Allstate said Wednesday that its auto insurance business declined in profitability in the last three months of 2014, but overall did about the same in 2014 as 2013.
However, subsidiaries Encompass and Esurance lost money again — which could have ramifications for the collision repair business in terms of claims pressure.
In earnings results released Wednesday and discussed Thursday morning on a conference call with the investing community, Allstate said that its combined ratio for vehicle insurance rose to 97 percent in the quarter and 94.7 percent for the entire year. Underlying combined ratios were 98.2 percent in the fourth quarter and 94.2 percent for the year.

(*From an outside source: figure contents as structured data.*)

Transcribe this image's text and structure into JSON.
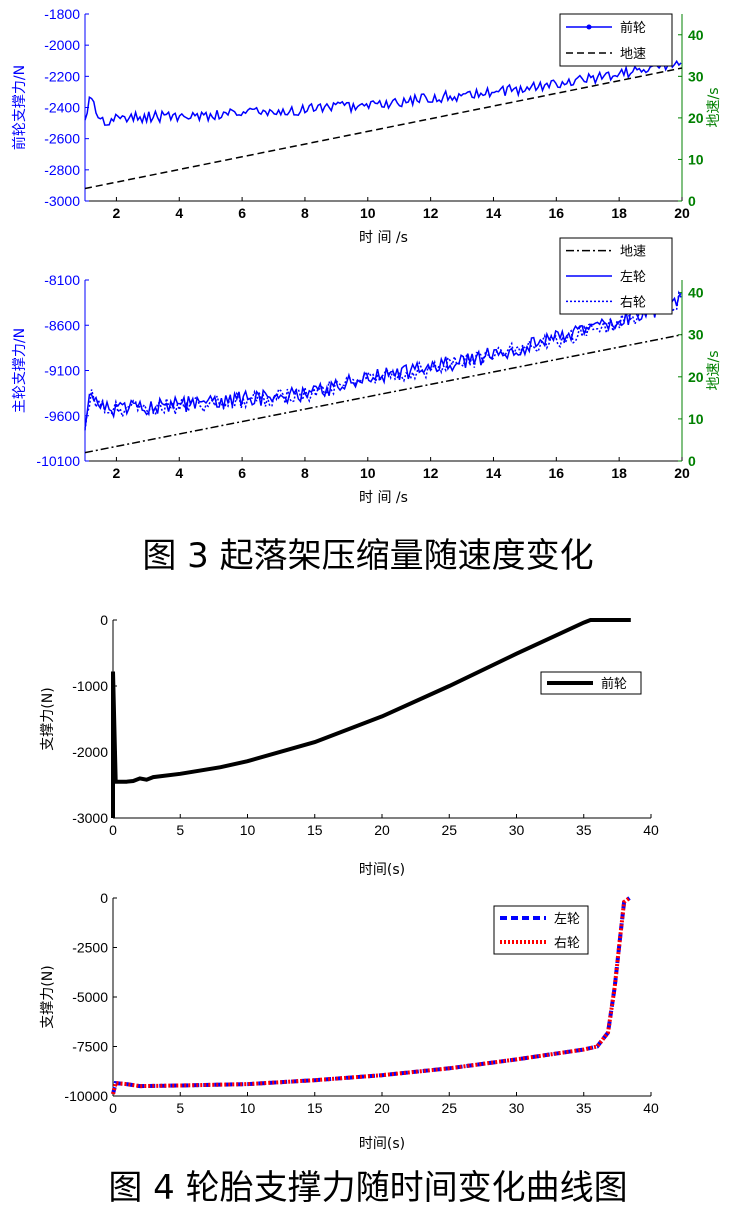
{
  "captions": {
    "fig3": "图 3 起落架压缩量随速度变化",
    "fig4": "图 4 轮胎支撑力随时间变化曲线图"
  },
  "chart_data": [
    {
      "type": "line",
      "dual_axis": true,
      "xlabel": "时 间 /s",
      "ylabel": "前轮支撑力/N",
      "y2label": "地速/s",
      "xlim": [
        1,
        20
      ],
      "ylim": [
        -3000,
        -1800
      ],
      "y2lim": [
        0,
        45
      ],
      "xticks": [
        2,
        4,
        6,
        8,
        10,
        12,
        14,
        16,
        18,
        20
      ],
      "yticks": [
        -3000,
        -2800,
        -2600,
        -2400,
        -2200,
        -2000,
        -1800
      ],
      "y2ticks": [
        0,
        10,
        20,
        30,
        40
      ],
      "legend_position": "top-right",
      "colors": {
        "axis_left": "#0000ff",
        "axis_right": "#008000",
        "ground": "#000000"
      },
      "series": [
        {
          "name": "前轮",
          "axis": "left",
          "style": "solid-dot",
          "color": "#0000ff",
          "x": [
            1,
            1.2,
            1.5,
            2,
            3,
            4,
            5,
            6,
            7,
            8,
            9,
            10,
            11,
            12,
            13,
            14,
            15,
            16,
            17,
            18,
            19,
            20
          ],
          "values": [
            -2450,
            -2330,
            -2500,
            -2470,
            -2460,
            -2455,
            -2450,
            -2440,
            -2430,
            -2410,
            -2400,
            -2390,
            -2370,
            -2340,
            -2320,
            -2300,
            -2280,
            -2250,
            -2220,
            -2180,
            -2150,
            -2100
          ]
        },
        {
          "name": "地速",
          "axis": "right",
          "style": "dashed",
          "color": "#000000",
          "x": [
            1,
            20
          ],
          "values": [
            3,
            32
          ]
        }
      ]
    },
    {
      "type": "line",
      "dual_axis": true,
      "xlabel": "时 间 /s",
      "ylabel": "主轮支撑力/N",
      "y2label": "地速/s",
      "xlim": [
        1,
        20
      ],
      "ylim": [
        -10100,
        -8100
      ],
      "y2lim": [
        0,
        43
      ],
      "xticks": [
        2,
        4,
        6,
        8,
        10,
        12,
        14,
        16,
        18,
        20
      ],
      "yticks": [
        -10100,
        -9600,
        -9100,
        -8600,
        -8100
      ],
      "y2ticks": [
        0,
        10,
        20,
        30,
        40
      ],
      "legend_position": "top-right",
      "colors": {
        "axis_left": "#0000ff",
        "axis_right": "#008000",
        "ground": "#000000"
      },
      "series": [
        {
          "name": "地速",
          "axis": "right",
          "style": "dashdot",
          "color": "#000000",
          "x": [
            1,
            20
          ],
          "values": [
            2,
            30
          ]
        },
        {
          "name": "左轮",
          "axis": "left",
          "style": "solid",
          "color": "#0000ff",
          "x": [
            1,
            1.2,
            1.5,
            2,
            3,
            4,
            5,
            6,
            7,
            8,
            9,
            10,
            11,
            12,
            13,
            14,
            15,
            16,
            17,
            18,
            19,
            20
          ],
          "values": [
            -9700,
            -9300,
            -9500,
            -9520,
            -9500,
            -9480,
            -9450,
            -9420,
            -9390,
            -9350,
            -9280,
            -9180,
            -9130,
            -9070,
            -9000,
            -8920,
            -8850,
            -8750,
            -8650,
            -8550,
            -8450,
            -8300
          ]
        },
        {
          "name": "右轮",
          "axis": "left",
          "style": "dotted",
          "color": "#0000ff",
          "x": [
            1,
            1.2,
            1.5,
            2,
            3,
            4,
            5,
            6,
            7,
            8,
            9,
            10,
            11,
            12,
            13,
            14,
            15,
            16,
            17,
            18,
            19,
            20
          ],
          "values": [
            -9720,
            -9320,
            -9520,
            -9530,
            -9510,
            -9490,
            -9460,
            -9430,
            -9400,
            -9360,
            -9290,
            -9190,
            -9140,
            -9080,
            -9010,
            -8930,
            -8860,
            -8760,
            -8660,
            -8560,
            -8460,
            -8310
          ]
        }
      ]
    },
    {
      "type": "line",
      "xlabel": "时间(s)",
      "ylabel": "支撑力(N)",
      "xlim": [
        0,
        40
      ],
      "ylim": [
        -3000,
        0
      ],
      "xticks": [
        0,
        5,
        10,
        15,
        20,
        25,
        30,
        35,
        40
      ],
      "yticks": [
        -3000,
        -2000,
        -1000,
        0
      ],
      "legend_position": "top-right",
      "series": [
        {
          "name": "前轮",
          "color": "#000000",
          "style": "solid-thick",
          "x": [
            0,
            0,
            0.2,
            1,
            1.5,
            2,
            2.5,
            3,
            5,
            8,
            10,
            15,
            20,
            25,
            30,
            35,
            35.5,
            38.5
          ],
          "values": [
            -3000,
            -780,
            -2450,
            -2450,
            -2440,
            -2400,
            -2420,
            -2380,
            -2330,
            -2230,
            -2140,
            -1850,
            -1460,
            -1000,
            -510,
            -40,
            0,
            0
          ]
        }
      ]
    },
    {
      "type": "line",
      "xlabel": "时间(s)",
      "ylabel": "支撑力(N)",
      "xlim": [
        0,
        40
      ],
      "ylim": [
        -10000,
        0
      ],
      "xticks": [
        0,
        5,
        10,
        15,
        20,
        25,
        30,
        35,
        40
      ],
      "yticks": [
        -10000,
        -7500,
        -5000,
        -2500,
        0
      ],
      "legend_position": "top-right",
      "series": [
        {
          "name": "左轮",
          "color": "#0000ff",
          "style": "dashed-thick",
          "x": [
            0,
            0.2,
            1,
            2,
            5,
            10,
            15,
            20,
            25,
            30,
            35,
            36,
            36.8,
            37.3,
            37.7,
            38,
            38.4
          ],
          "values": [
            -9900,
            -9350,
            -9400,
            -9500,
            -9470,
            -9400,
            -9200,
            -8950,
            -8600,
            -8150,
            -7650,
            -7500,
            -6800,
            -4500,
            -2000,
            -200,
            0
          ]
        },
        {
          "name": "右轮",
          "color": "#ff0000",
          "style": "dotted-thick",
          "x": [
            0,
            0.2,
            1,
            2,
            5,
            10,
            15,
            20,
            25,
            30,
            35,
            36,
            36.8,
            37.3,
            37.7,
            38,
            38.4
          ],
          "values": [
            -9900,
            -9350,
            -9400,
            -9500,
            -9470,
            -9400,
            -9200,
            -8950,
            -8600,
            -8150,
            -7650,
            -7500,
            -6800,
            -4500,
            -2000,
            -200,
            0
          ]
        }
      ]
    }
  ]
}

A couple of definitions before we continue:
- A combined ratio is generated by the sum of expenses and claims payouts divided by premiums. Insurers want it as low as possible. Reaching 100 percent means the insurer broke even; anything higher means they lost money being in the car insurance business.
- Unlike a combined ratio, which take into account everything on the books, an underlying combined ratio throws out items like catastrophic losses and some reserve re-estimates and is meant to investors how well the company has its act together in general (and probably because it often makes them look more profitable). If you lose money during a catastrophe, it’s understandable. If you were going to lose money anyway, you’re not a good investment.
While the auto ratios were definitely poorer in the fourth quarter than in 4Q 2013, yearly totals were about the same as the previous year.
CEO Tom Wilson, during a discussion of auto combined ratios in the conference call Thursday, vowed to get the rate down to 87-89 percent in 2015, which would be a pretty significant drop. He was probably referring to the company’s goal of a 87-89 percent underlying combined ratio in 2015, which was announced in the Wednesday news release. Repairer Driven News is seeking clarification.
The entire Allstate company — including both Esurance and Encompass — had a 90 percent combined ratio for the quarter and a 93.9 percent combined one for the year. Underlying ratios were 89.5 percent and 87.2, respectively — right in the target range.
Esurance and Encompass lost money in the auto business quarterly and yearly — using either ratio — with Esurance’s ratios past 110 percent both time periods. Both companies’ auto insurance offerings lost money in 2013, too.
Kathy Mabe, president of the business to business group that includes Encompass, and Don Civgin, president of emerging businesses, which includes both Mabe’s group and Esurance, said underwriting expenses for the two subsidiaries need to fall.
This could indicate increased pressure on appraisers and collision repairers to keep claims down.
However, Esurance’s high proportion of underwriting costs — made up of loss and general expenses — were heavily driven by advertising costs, and Civgin indicated that was part of the plan.
About 17.4 percentage points of that ratio was advertising, he said, compared to about 10 percent for similar competitors. However, he and Wilson said that was a tactic to aggressively get customers.
“That is a good growth opportunity,” Wilson said of Esurance.
What needed to be addressed, Civgin implied, was losses from claims.
The Esurance loss ratio saw a “point or so improvement this year,” he said, but 76.6 percent in underlying loss ratio (auto and homeowners combined) was “not good enough.” The regular loss ratio for both was 76.8 percent.
“There’s some expectation for improvement in the loss ratio,” Civgin said. His tone seemed to imply an “or else” quality to this statement.
Encompass, which Wilson said targets a more “mass-affluent” customer east of the Mississippi, also needed to show improvement, he asid.
“We need to raise returns in both of the auto and property businesses,” he said.
Mabe said Encompass could get back in the black this year.
“Our goal this year is to return Encompass to a true underwriting profit,” she said.
Part of the problem, she said, wasn’t enough work to retain customers. But Encompass was also looking at five states that need “strong underwriting and pricing action.”
“Strong discipline on the underwriting side” was needed on those states, she said.
Allstate spokeswoman Maryellen Thielen couldn’t give any more details about what states Mabe was discussing or if the underwriting crackdown referred to Encompass’ losses or expenses (or both). She could not provide details about what acceptable auto loss ratios would be for either Esurance or Encompass.
(This wasn’t stonewalling — companies have to be very careful about what they say about earnings or risk lawsuits or SEC action for misleading investors.)
Allstate was the country’s No. 3 consumer auto insurance company overall in 2013 (the most recent data available) behind dominant State Farm and No. 2 Berkshire Hathaway (Geico), though it’s still ahead of Geico in purely auto damage insurance.